A new pricing mechanism for pharmaceutical supply chains: a game theory analytical approach for healthcare service
Published in International Journal of Logistics Research and Applications, 2022
Amirhossein Mostofi, Vipul Jain, Yi Mei, Lyes Benyoucef
This section implements the proposed methodology for pricing a licensed medication to treat thalassemia patients in Iran. Thalassemia is caused by low alpha and beta proteins in red blood cells. Hemoglobin is the component of red blood cells that carries oxygen and produces alpha and beta proteins throughout the body. In thalassemia patients, hemoglobin is not able to produce these proteins sufficiently. The patients are categorised into several classes based on the deficiency of each protein and its severity.
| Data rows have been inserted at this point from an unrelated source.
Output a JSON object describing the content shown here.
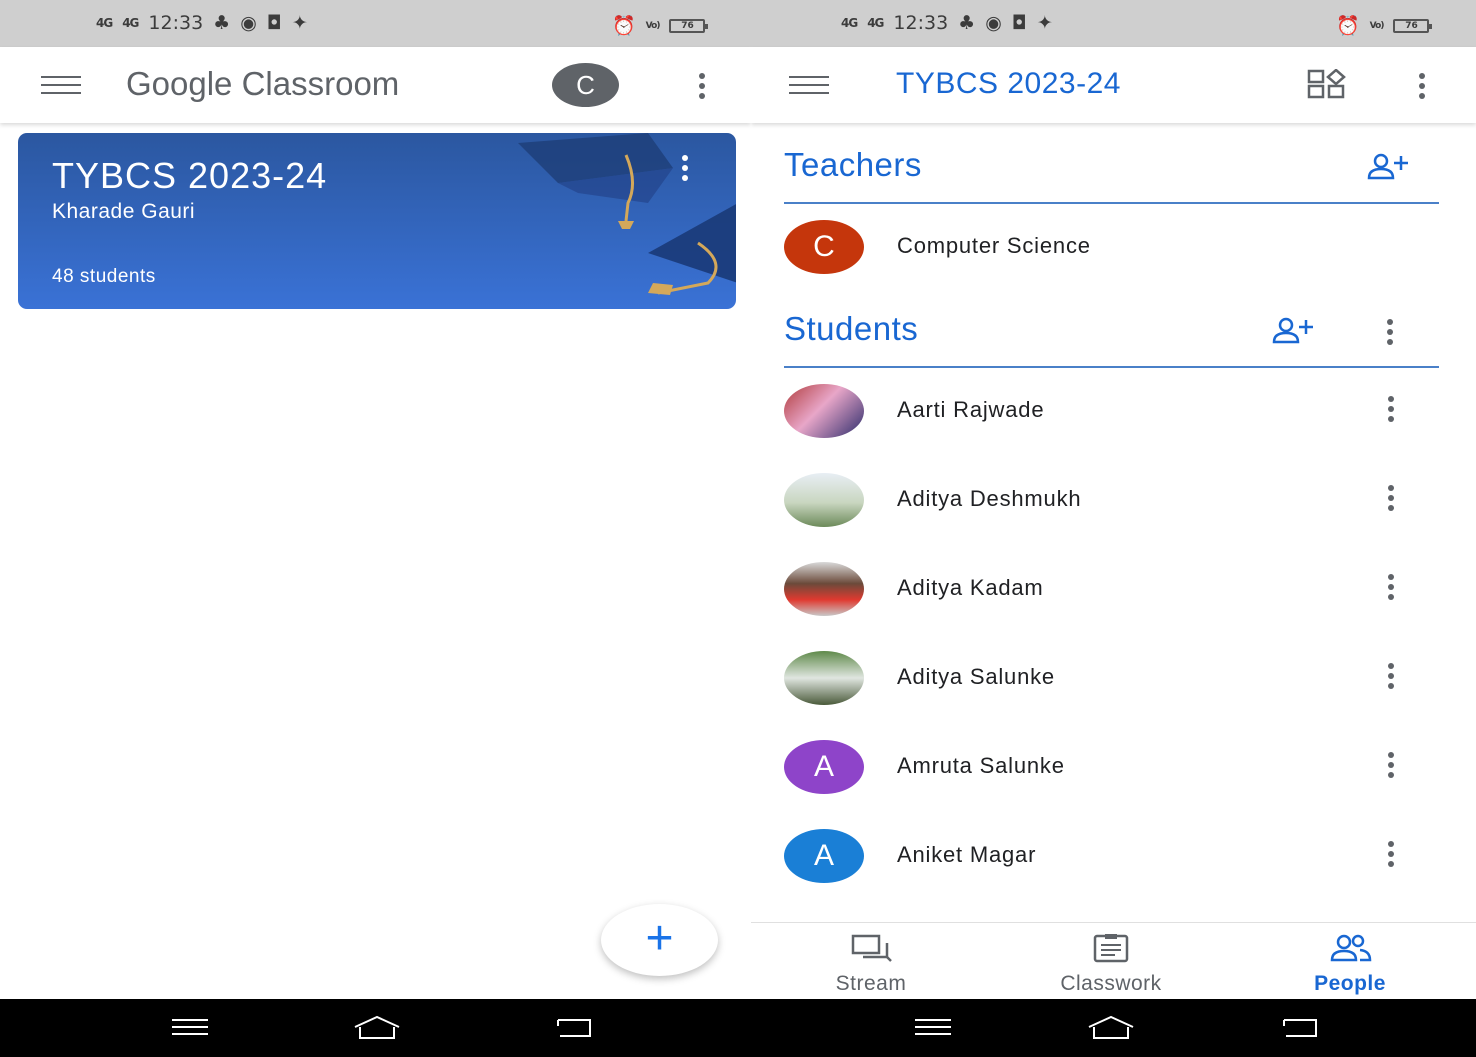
{
  "status_bar": {
    "left": {
      "signal1": "4G",
      "signal2": "4G",
      "time": "12:33"
    },
    "right": {
      "volte": "Vo)\nLTE1",
      "battery": "76"
    }
  },
  "left_screen": {
    "app_title_google": "Google",
    "app_title_classroom": "Classroom",
    "account_initial": "C",
    "class_card": {
      "title": "TYBCS 2023-24",
      "teacher": "Kharade Gauri",
      "students": "48 students"
    },
    "fab_label": "+"
  },
  "right_screen": {
    "class_title": "TYBCS 2023-24",
    "teachers_heading": "Teachers",
    "teachers": [
      {
        "name": "Computer Science",
        "initial": "C",
        "color": "#c5360c"
      }
    ],
    "students_heading": "Students",
    "students": [
      {
        "name": "Aarti Rajwade",
        "initial": "",
        "photo": true
      },
      {
        "name": "Aditya Deshmukh",
        "initial": "",
        "photo": true
      },
      {
        "name": "Aditya Kadam",
        "initial": "",
        "photo": true
      },
      {
        "name": "Aditya Salunke",
        "initial": "",
        "photo": true
      },
      {
        "name": "Amruta Salunke",
        "initial": "A",
        "color": "#8e44c9"
      },
      {
        "name": "Aniket Magar",
        "initial": "A",
        "color": "#1a7fd6"
      }
    ],
    "bottom_nav": [
      {
        "label": "Stream",
        "icon": "stream-icon",
        "active": false
      },
      {
        "label": "Classwork",
        "icon": "classwork-icon",
        "active": false
      },
      {
        "label": "People",
        "icon": "people-icon",
        "active": true
      }
    ]
  },
  "colors": {
    "accent": "#1967d2",
    "card_top": "#2b57a0",
    "card_bottom": "#3a72d6",
    "status_bar": "#cfcfcf"
  }
}
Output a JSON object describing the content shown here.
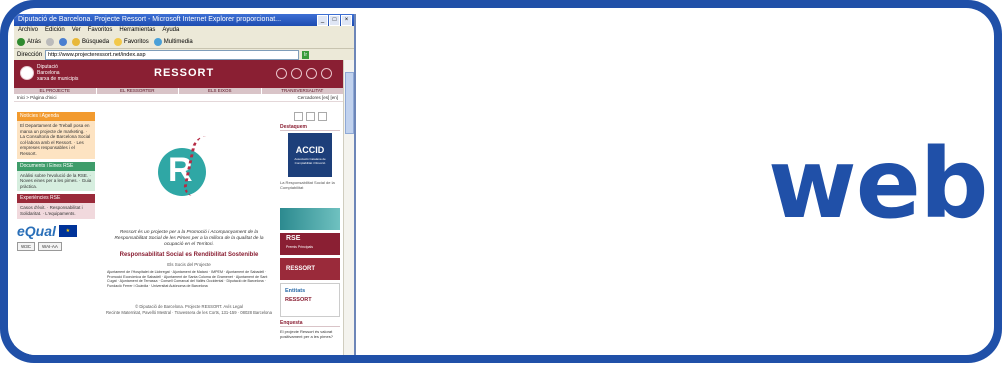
{
  "big_word": "web",
  "browser": {
    "title": "Diputació de Barcelona. Projecte Ressort - Microsoft Internet Explorer proporcionat...",
    "menu": [
      "Archivo",
      "Edición",
      "Ver",
      "Favoritos",
      "Herramientas",
      "Ayuda"
    ],
    "toolbar": {
      "back": "Atrás",
      "search": "Búsqueda",
      "favorites": "Favoritos",
      "multimedia": "Multimedia"
    },
    "address_label": "Dirección",
    "address_value": "http://www.projecteressort.net/index.asp",
    "go": "Ir"
  },
  "site": {
    "diputacio_line1": "Diputació",
    "diputacio_line2": "Barcelona",
    "diputacio_line3": "xarxa de municipis",
    "brand": "RESSORT",
    "nav": [
      "EL PROJECTE",
      "EL RESSORTER",
      "ELS EIXOS",
      "TRANSVERSALITAT"
    ],
    "breadcrumb": "Inici > Pàgina d'inici",
    "breadcrumb_right": "Cercadores        [es]  [en]",
    "left_boxes": [
      {
        "title": "Notícies i Agenda",
        "body": "El Departament de Treball posa en marxa un projecte de marketing. · La Consultoria de Barcelona Social col·labora amb el Ressort. · Les empreses responsables i el Ressort."
      },
      {
        "title": "Documents i Eines RSE",
        "body": "Anàlisi sobre l'evolució de la RSE. · Noves eines per a les pimes. · Guia pràctica."
      },
      {
        "title": "Experiències RSE",
        "body": "Casos d'èxit. · Responsabilitat i Solidaritat. · L'equipaments."
      }
    ],
    "equal": "eQual",
    "badges": [
      "W3C",
      "WAI-AA"
    ],
    "intro": "Ressort és un projecte per a la Promoció i Acompanyament de la Responsabilitat Social de les Pimes per a la millora de la qualitat de la ocupació en el Territori.",
    "tagline": "Responsabilitat Social es Rendibilitat Sostenible",
    "subtag": "Els Socis del Projecte",
    "partners": "Ajuntament de l'Hospitalet de Llobregat · Ajuntament de Mataró · IMPEM · Ajuntament de Sabadell · Promoció Econòmica de Sabadell · Ajuntament de Santa Coloma de Gramenet · Ajuntament de Sant Cugat · Ajuntament de Terrassa · Consell Comarcal del Vallès Occidental · Diputació de Barcelona · Fundació Ferrer i Guàrdia · Universitat Autònoma de Barcelona",
    "footer_line1": "© Diputació de Barcelona. Projecte RESSORT. Avís Legal",
    "footer_line2": "Recinte Maternitat, Pavelló Mestral · Travessera de les Corts, 131-159 · 08028 Barcelona",
    "right": {
      "featured_title": "Destaquem",
      "accid": "ACCID",
      "accid_sub": "Associació Catalana de Comptabilitat i Direcció",
      "note": "La Responsabilitat Social de la Comptabilitat",
      "rse_banner": "RSE",
      "rse_banner_sub": "Premis Principals",
      "ressort_banner": "RESSORT",
      "ent_banner_1": "Entitats",
      "ent_banner_2": "RESSORT",
      "poll_title": "Enquesta",
      "poll_text": "El projecte Ressort és valorat positivament per a les pimes?"
    }
  }
}
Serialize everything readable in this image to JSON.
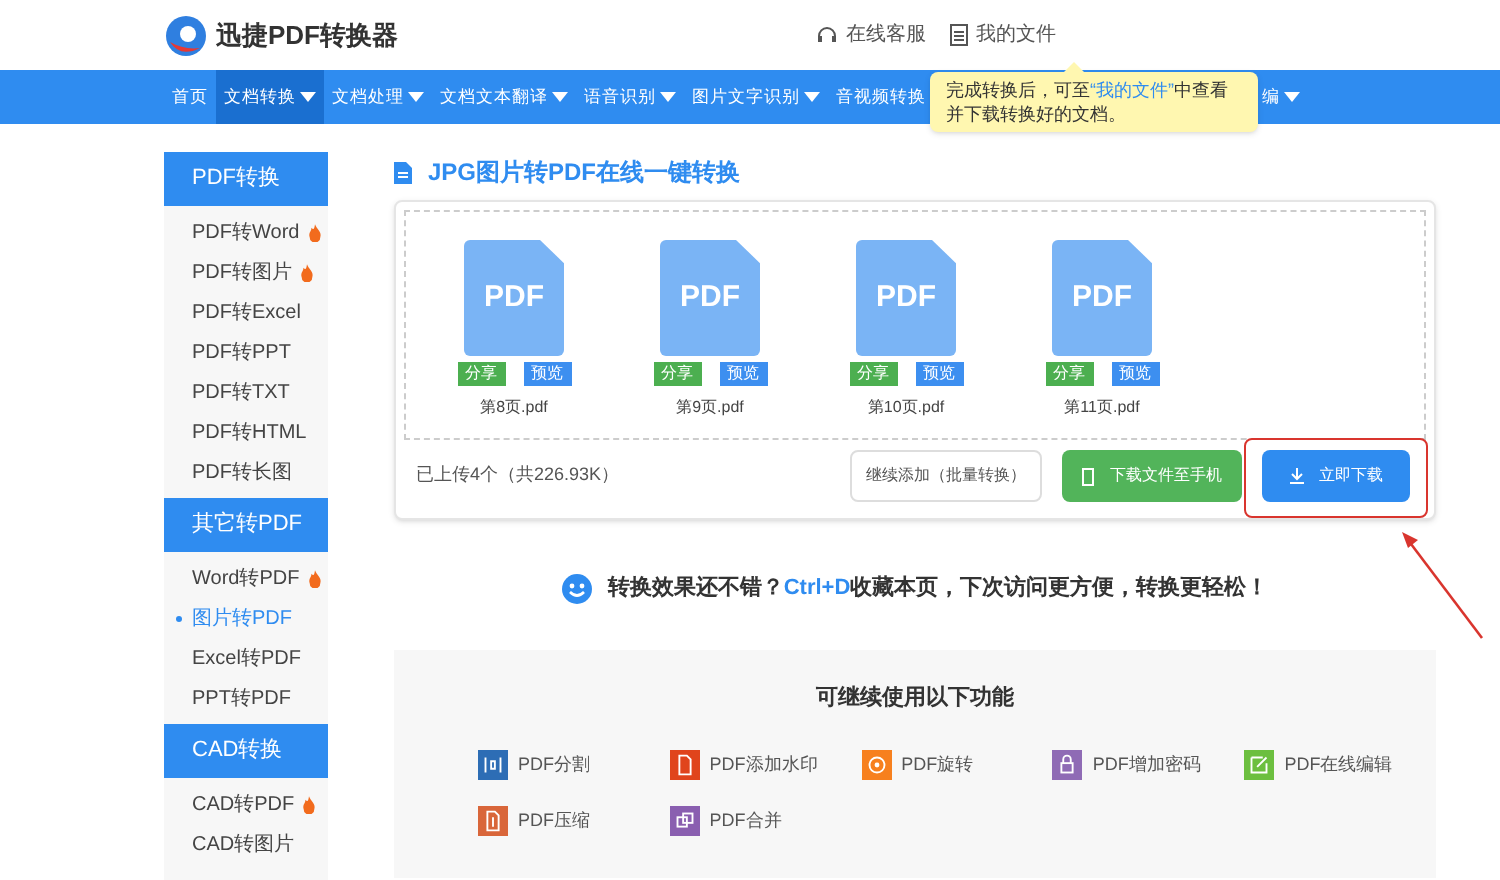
{
  "header": {
    "brand": "迅捷PDF转换器",
    "links": [
      "在线客服",
      "我的文件"
    ]
  },
  "nav": [
    {
      "label": "首页",
      "selected": false
    },
    {
      "label": "文档转换",
      "selected": true
    },
    {
      "label": "文档处理",
      "selected": false
    },
    {
      "label": "文档文本翻译",
      "selected": false
    },
    {
      "label": "语音识别",
      "selected": false
    },
    {
      "label": "图片文字识别",
      "selected": false
    },
    {
      "label": "音视频转换",
      "selected": false
    },
    {
      "label": "编",
      "selected": false
    }
  ],
  "tooltip": {
    "before": "完成转换后，可至",
    "link": "“我的文件”",
    "after": "中查看并下载转换好的文档。"
  },
  "sidebar": [
    {
      "title": "PDF转换",
      "items": [
        {
          "label": "PDF转Word",
          "hot": true,
          "selected": false
        },
        {
          "label": "PDF转图片",
          "hot": true,
          "selected": false
        },
        {
          "label": "PDF转Excel",
          "hot": false,
          "selected": false
        },
        {
          "label": "PDF转PPT",
          "hot": false,
          "selected": false
        },
        {
          "label": "PDF转TXT",
          "hot": false,
          "selected": false
        },
        {
          "label": "PDF转HTML",
          "hot": false,
          "selected": false
        },
        {
          "label": "PDF转长图",
          "hot": false,
          "selected": false
        }
      ]
    },
    {
      "title": "其它转PDF",
      "items": [
        {
          "label": "Word转PDF",
          "hot": true,
          "selected": false
        },
        {
          "label": "图片转PDF",
          "hot": false,
          "selected": true
        },
        {
          "label": "Excel转PDF",
          "hot": false,
          "selected": false
        },
        {
          "label": "PPT转PDF",
          "hot": false,
          "selected": false
        }
      ]
    },
    {
      "title": "CAD转换",
      "items": [
        {
          "label": "CAD转PDF",
          "hot": true,
          "selected": false
        },
        {
          "label": "CAD转图片",
          "hot": false,
          "selected": false
        }
      ]
    }
  ],
  "main": {
    "title": "JPG图片转PDF在线一键转换",
    "files": [
      {
        "icon_text": "PDF",
        "share": "分享",
        "preview": "预览",
        "name": "第8页.pdf"
      },
      {
        "icon_text": "PDF",
        "share": "分享",
        "preview": "预览",
        "name": "第9页.pdf"
      },
      {
        "icon_text": "PDF",
        "share": "分享",
        "preview": "预览",
        "name": "第10页.pdf"
      },
      {
        "icon_text": "PDF",
        "share": "分享",
        "preview": "预览",
        "name": "第11页.pdf"
      }
    ],
    "summary": "已上传4个（共226.93K）",
    "buttons": [
      {
        "kind": "outline",
        "label": "继续添加（批量转换）"
      },
      {
        "kind": "phone",
        "label": "下载文件至手机"
      },
      {
        "kind": "download",
        "label": "立即下载",
        "highlighted": true
      }
    ],
    "tip": "转换效果还不错？**Ctrl+D**收藏本页，下次访问更方便，转换更轻松！"
  },
  "features": {
    "title": "可继续使用以下功能",
    "items": [
      {
        "label": "PDF分割",
        "color": "#2d6db5"
      },
      {
        "label": "PDF添加水印",
        "color": "#e0441c"
      },
      {
        "label": "PDF旋转",
        "color": "#f7801e"
      },
      {
        "label": "PDF增加密码",
        "color": "#8f6bb5"
      },
      {
        "label": "PDF在线编辑",
        "color": "#6cbf3f"
      },
      {
        "label": "PDF压缩",
        "color": "#d9663a"
      },
      {
        "label": "PDF合并",
        "color": "#8a5fb0"
      }
    ]
  }
}
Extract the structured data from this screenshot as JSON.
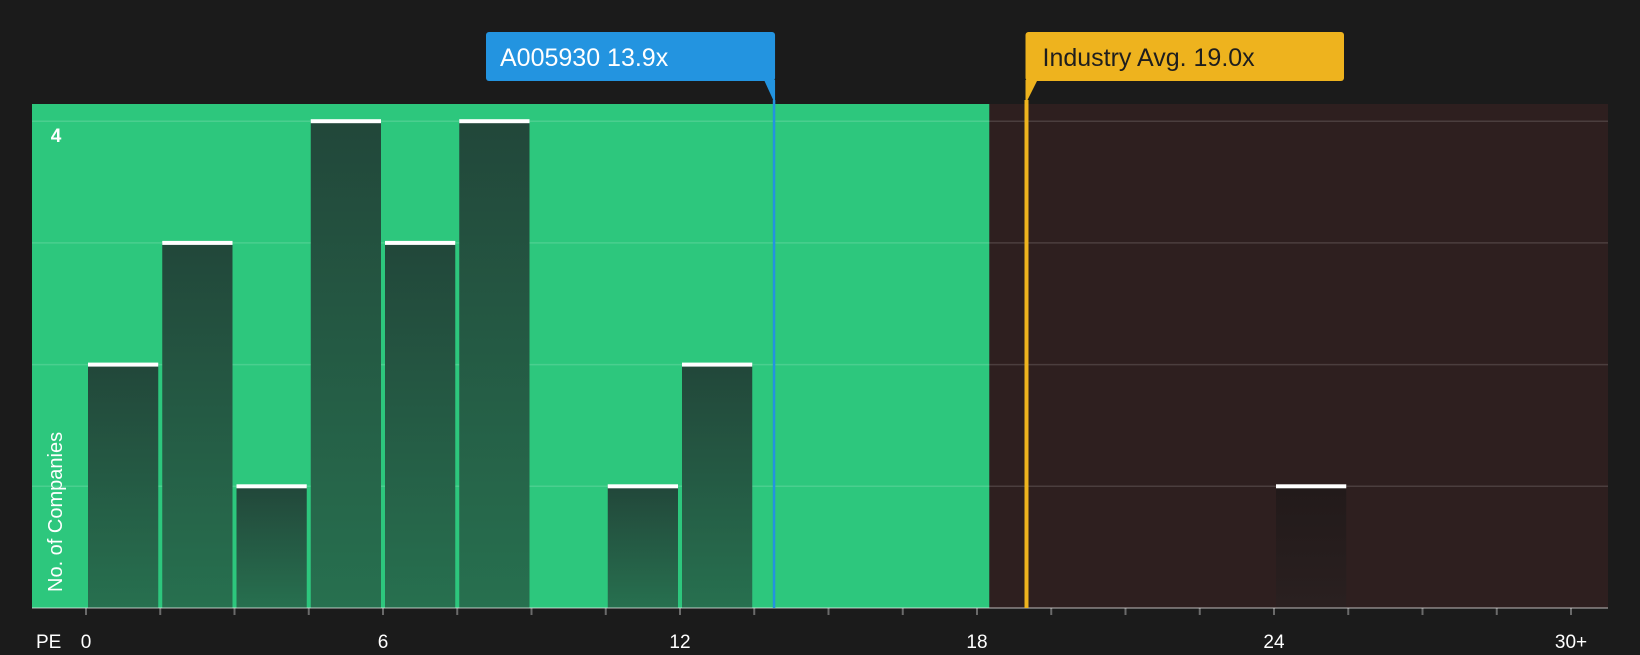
{
  "chart_data": {
    "type": "bar",
    "ylabel": "No. of Companies",
    "xlabel_prefix": "PE",
    "x_tick_labels": [
      "0",
      "6",
      "12",
      "18",
      "24",
      "30+"
    ],
    "y_tick_labels": [
      "4"
    ],
    "xlim": [
      0,
      30
    ],
    "ylim": [
      0,
      4
    ],
    "bins": [
      {
        "x0": 0,
        "x1": 1.5,
        "value": 2
      },
      {
        "x0": 1.5,
        "x1": 3,
        "value": 3
      },
      {
        "x0": 3,
        "x1": 4.5,
        "value": 1
      },
      {
        "x0": 4.5,
        "x1": 6,
        "value": 4
      },
      {
        "x0": 6,
        "x1": 7.5,
        "value": 3
      },
      {
        "x0": 7.5,
        "x1": 9,
        "value": 4
      },
      {
        "x0": 10.5,
        "x1": 12,
        "value": 1
      },
      {
        "x0": 12,
        "x1": 13.5,
        "value": 2
      },
      {
        "x0": 24,
        "x1": 25.5,
        "value": 1
      }
    ],
    "highlight_range": [
      0,
      18.25
    ],
    "company": {
      "label": "A005930 13.9x",
      "value": 13.9
    },
    "industry": {
      "label": "Industry Avg. 19.0x",
      "value": 19.0
    },
    "grid": true
  },
  "colors": {
    "background": "#1b1b1b",
    "good_zone": "#2dc77d",
    "bad_zone": "#2e1f1f",
    "bar": "#22473a",
    "bar_bad": "#231c1c",
    "bar_cap": "#ffffff",
    "company": "#2394e0",
    "industry": "#eeb31e",
    "text": "#ffffff"
  }
}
Thalassemia is not fully curable, and the prescribed medications only reduce the symptoms and prevent disease progression. Therefore, these patients live with the disease for the rest of their lives. The best treatment for this disease is blood transfusions, but the adverse effect of this treatment is a transfusion-induced iron overload in the patient’s body (since there is no way to remove iron from the body), as a result, thalassemia patients must take medication to reduce the iron levels in their blood. Jadenu® (deferasirox) is one of the newly developed medicines for this purpose and is produced under the license of Novartis. Strict and rigorous quality control tests in line with FDA standards, including stability tests, have confirmed that Jadenu® performs better than existing medicines such as Exjude®. Therefore, Iran’s FDA has granted the exclusive license to manufacture and supply the medicine in the country, and a local company licensed by Novartis seeks to manufacture the medicine.